A vaccine designed to produce immunity against the most stable portion of coronaviruses has been found to neutralize viruses in mice. If the work can be translated to humans – something the researchers acknowledge is a fair way off – it could give us insurance against the next member of the viral family to jump from animals to humans, even if it is considerably worse than COVID-19.
After the original SARS outbreak in the early 2000s, virologists realized it was only a matter of time before we encountered something much harder to fight. Since we couldn’t know the details of what we would be facing, the only option was to find a way to vaccinate against a common feature of all coronaviruses, similar to the quest for a universal flu vaccine.
Although several teams made progress in this direction, funding bodies didn't grasp the urgency and work moved slowly or petered out for lack of support. Now things look different, a team at Osaka University has now announced a major step forward in the Journal of Experimental Medicine.
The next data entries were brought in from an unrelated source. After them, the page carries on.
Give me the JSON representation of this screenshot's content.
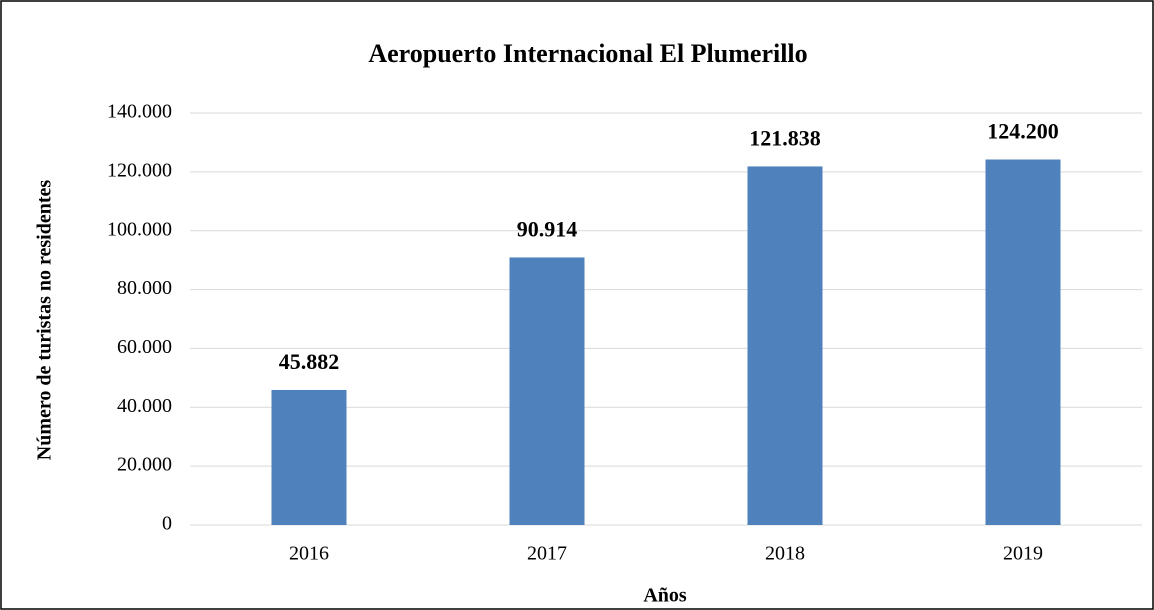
{
  "chart_data": {
    "type": "bar",
    "title": "Aeropuerto Internacional El Plumerillo",
    "x_label": "Años",
    "y_label": "Número de turistas no residentes",
    "categories": [
      "2016",
      "2017",
      "2018",
      "2019"
    ],
    "values": [
      45882,
      90914,
      121838,
      124200
    ],
    "value_labels": [
      "45.882",
      "90.914",
      "121.838",
      "124.200"
    ],
    "color": "#4f81bd",
    "ylim": [
      0,
      140000
    ],
    "yticks": [
      0,
      {
        "value": 20000,
        "label": "20.000"
      },
      {
        "value": 40000,
        "label": "40.000"
      },
      {
        "value": 60000,
        "label": "60.000"
      },
      {
        "value": 80000,
        "label": "80.000"
      },
      {
        "value": 100000,
        "label": "100.000"
      },
      {
        "value": 120000,
        "label": "120.000"
      },
      {
        "value": 140000,
        "label": "140.000"
      }
    ],
    "grid": true
  }
}
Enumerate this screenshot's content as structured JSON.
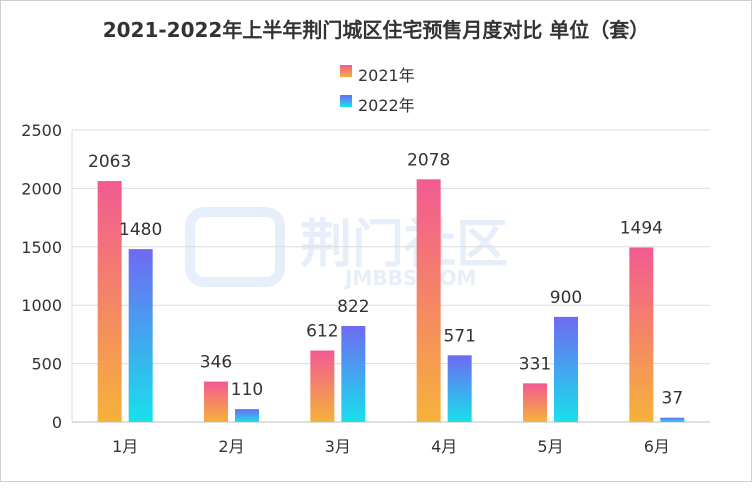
{
  "chart_data": {
    "type": "bar",
    "title": "2021-2022年上半年荆门城区住宅预售月度对比 单位（套）",
    "categories": [
      "1月",
      "2月",
      "3月",
      "4月",
      "5月",
      "6月"
    ],
    "series": [
      {
        "name": "2021年",
        "values": [
          2063,
          346,
          612,
          2078,
          331,
          1494
        ]
      },
      {
        "name": "2022年",
        "values": [
          1480,
          110,
          822,
          571,
          900,
          37
        ]
      }
    ],
    "yticks": [
      0,
      500,
      1000,
      1500,
      2000,
      2500
    ],
    "ylim": [
      0,
      2500
    ],
    "grid": true,
    "legend": "top-center",
    "colors": {
      "series_2021": [
        "#f25a92",
        "#f6b23a"
      ],
      "series_2022": [
        "#6e6af2",
        "#18e0ec"
      ]
    }
  },
  "watermark": {
    "text": "荆门社区",
    "sub": "JMBBS.COM"
  }
}
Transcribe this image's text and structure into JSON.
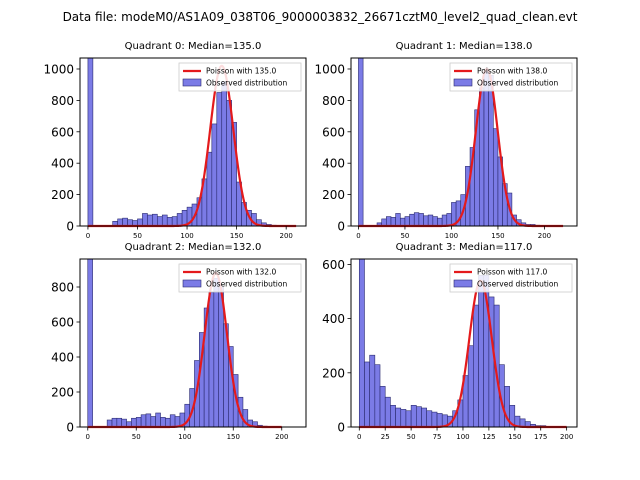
{
  "suptitle": "Data file: modeM0/AS1A09_038T06_9000003832_26671cztM0_level2_quad_clean.evt",
  "colors": {
    "bar_fill": "#7b7be6",
    "bar_edge": "#2a2a6e",
    "fit": "#e41a1c"
  },
  "chart_data": [
    {
      "type": "bar",
      "title": "Quadrant 0: Median=135.0",
      "legend": {
        "fit_label": "Poisson with 135.0",
        "hist_label": "Observed distribution",
        "placement": "top-right"
      },
      "xlim": [
        -8,
        220
      ],
      "ylim": [
        0,
        1070
      ],
      "xticks": [
        0,
        50,
        100,
        150,
        200
      ],
      "yticks": [
        0,
        200,
        400,
        600,
        800,
        1000
      ],
      "bin_width": 5,
      "bin_starts": [
        0,
        25,
        30,
        35,
        40,
        45,
        50,
        55,
        60,
        65,
        70,
        75,
        80,
        85,
        90,
        95,
        100,
        105,
        110,
        115,
        120,
        125,
        130,
        135,
        140,
        145,
        150,
        155,
        160,
        165,
        170,
        175,
        180,
        185
      ],
      "values": [
        1070,
        30,
        45,
        50,
        40,
        35,
        45,
        80,
        70,
        75,
        60,
        70,
        55,
        60,
        80,
        100,
        120,
        140,
        180,
        300,
        470,
        650,
        850,
        920,
        800,
        660,
        280,
        150,
        100,
        80,
        40,
        20,
        10,
        5
      ],
      "fit": {
        "mean": 135.0,
        "peak": 1020,
        "x_range": [
          0,
          210
        ]
      }
    },
    {
      "type": "bar",
      "title": "Quadrant 1: Median=138.0",
      "legend": {
        "fit_label": "Poisson with 138.0",
        "hist_label": "Observed distribution",
        "placement": "top-right"
      },
      "xlim": [
        -8,
        235
      ],
      "ylim": [
        0,
        1070
      ],
      "xticks": [
        0,
        50,
        100,
        150,
        200
      ],
      "yticks": [
        0,
        200,
        400,
        600,
        800,
        1000
      ],
      "bin_width": 5,
      "bin_starts": [
        0,
        20,
        25,
        30,
        35,
        40,
        45,
        50,
        55,
        60,
        65,
        70,
        75,
        80,
        85,
        90,
        95,
        100,
        105,
        110,
        115,
        120,
        125,
        130,
        135,
        140,
        145,
        150,
        155,
        160,
        165,
        170,
        175,
        180,
        185,
        190
      ],
      "values": [
        1070,
        20,
        45,
        60,
        55,
        80,
        50,
        60,
        75,
        85,
        80,
        65,
        70,
        60,
        50,
        70,
        80,
        150,
        160,
        200,
        380,
        500,
        740,
        880,
        1000,
        960,
        620,
        440,
        270,
        210,
        70,
        40,
        20,
        10,
        10,
        5
      ],
      "fit": {
        "mean": 138.0,
        "peak": 1000,
        "x_range": [
          0,
          220
        ]
      }
    },
    {
      "type": "bar",
      "title": "Quadrant 2: Median=132.0",
      "legend": {
        "fit_label": "Poisson with 132.0",
        "hist_label": "Observed distribution",
        "placement": "top-right"
      },
      "xlim": [
        -8,
        225
      ],
      "ylim": [
        0,
        960
      ],
      "xticks": [
        0,
        50,
        100,
        150,
        200
      ],
      "yticks": [
        0,
        200,
        400,
        600,
        800
      ],
      "bin_width": 5,
      "bin_starts": [
        0,
        20,
        25,
        30,
        35,
        40,
        45,
        50,
        55,
        60,
        65,
        70,
        75,
        80,
        85,
        90,
        95,
        100,
        105,
        110,
        115,
        120,
        125,
        130,
        135,
        140,
        145,
        150,
        155,
        160,
        165,
        170,
        175,
        180
      ],
      "values": [
        960,
        40,
        50,
        50,
        45,
        30,
        50,
        55,
        70,
        75,
        60,
        80,
        55,
        50,
        70,
        60,
        80,
        130,
        220,
        380,
        540,
        680,
        770,
        850,
        800,
        590,
        460,
        300,
        170,
        100,
        40,
        30,
        10,
        5
      ],
      "fit": {
        "mean": 132.0,
        "peak": 880,
        "x_range": [
          0,
          200
        ]
      }
    },
    {
      "type": "bar",
      "title": "Quadrant 3: Median=117.0",
      "legend": {
        "fit_label": "Poisson with 117.0",
        "hist_label": "Observed distribution",
        "placement": "top-right"
      },
      "xlim": [
        -8,
        210
      ],
      "ylim": [
        0,
        620
      ],
      "xticks": [
        0,
        25,
        50,
        75,
        100,
        125,
        150,
        175,
        200
      ],
      "yticks": [
        0,
        200,
        400,
        600
      ],
      "bin_width": 5,
      "bin_starts": [
        0,
        5,
        10,
        15,
        20,
        25,
        30,
        35,
        40,
        45,
        50,
        55,
        60,
        65,
        70,
        75,
        80,
        85,
        90,
        95,
        100,
        105,
        110,
        115,
        120,
        125,
        130,
        135,
        140,
        145,
        150,
        155,
        160,
        165,
        170,
        175
      ],
      "values": [
        620,
        240,
        265,
        230,
        150,
        110,
        80,
        70,
        65,
        60,
        80,
        75,
        70,
        60,
        55,
        50,
        45,
        40,
        60,
        100,
        190,
        300,
        450,
        560,
        560,
        480,
        450,
        230,
        150,
        80,
        40,
        30,
        20,
        10,
        5,
        5
      ],
      "fit": {
        "mean": 117.0,
        "peak": 540,
        "x_range": [
          0,
          200
        ]
      }
    }
  ]
}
“Given that prior coronavirus epidemics such as SARS-CoV-1 and MERS-CoV have occurred due to zoonotic coronaviruses crossing the species barrier, the potential for the emergence of similar viruses in the future poses a significant threat to global public health, even in the face of effective vaccines for current viruses.” Professor Tomohiro Kurosaki said in a statement.
COVID-19 vaccines famously target the crucial “spike” protein the virus uses to enter human cells. However, the spike actually consists of two parts: a “core” and “head”. The core is largely unchanged in all the coronaviruses that have been investigated, whereas the head of the spike differs in SARS-CoV-2 compared to other coronaviruses. Worse still, the head has changed enough between different COVID-19 variants to undermine the effectiveness of vaccines designed against the original strain against new variants, although so far not as much as anti-vaxxers like to claim.
A vaccine that produces antibodies against the core could protect against all strains of COVID-19, the original SARS if it came back, and the periodically returning MERS. Hopefully, it would also work against whatever comes next.
This is no easy task, however. The immune system is so busy responding to the spike's head, few antibodies against the core are produced by existing vaccines. Kurosaki sought to get around this by producing SARS-CoV-2 proteins whose heads are covered with sugar molecules, reducing the threat the immune system experiences.
When Kurosaki immunized mice with these sugar-coated spike vaccines they produced far more core-targeting antibodies. When the same mice were exposed to SARS-CoV-2, these antibodies still did a good job of stopping the virus entering their cells.
More significantly, however, these mice also had gained partial immunity against SARS-CoV-1 and three coronaviruses that infect bats and pangolins but haven't affected humans (yet).
“Our data suggest that engineered versions of the spike receptor-binding domain could be a useful component for the development of broadly protective, next-generation vaccines to prevent future coronavirus pandemics,” Kurosaki said.
Other teams are also chasing the dream of broad-spectrum coronavirus vaccines, with clinical trials underway for one that may protect against at least those most closely related to each other.